There have been concerns that human exposure to RF radiation causes DNA damage in the body. Still, lab studies indicate that RF energy waves do not have enough energy to cause direct damage to DNA. While some radio frequency safety studies have noted some increased tumor rates in lab animals exposed to radiofrequency, the study has not been conclusive enough to offer a clear answer.
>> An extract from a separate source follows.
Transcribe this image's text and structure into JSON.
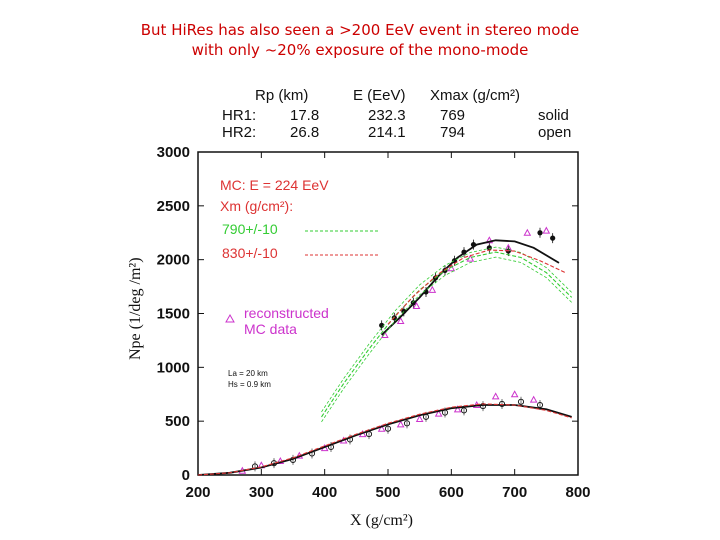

According to the article on the American Cancer Society’s website, the society is yet to come up with an official position regarding whether or not RF exposure directly causes cancer or other health effects. This could be attributed to the fact that the American Cancer Society usually looks up to other independent expert entities to determine if something is carcinogenic. According to the US Federal Communications Commission (FCC), there is no scientific basis yet that links wireless networks, cordless telephones, mobile phones, or radio frequency exposure to cancer risk or other illnesses.

Final Word

As seen in all other portions of the electromagnetic spectrum, the RF component has the wavelike characteristics of refraction, reflection, absorption, diffusion, and scattering. These characteristics would generally make use of the spectrum by redirecting the energy focus and creating interference. With the right ingenuity, these characteristics can come in handy in enhancing the RF source.

One interesting aspect about RF waves is that all these interactions that can modify waves can remain in operation simultaneously. This means if the waves could be visible by the human eye, we would see a chaotic and complicated swirl of different frequency waves that operate at different power levels.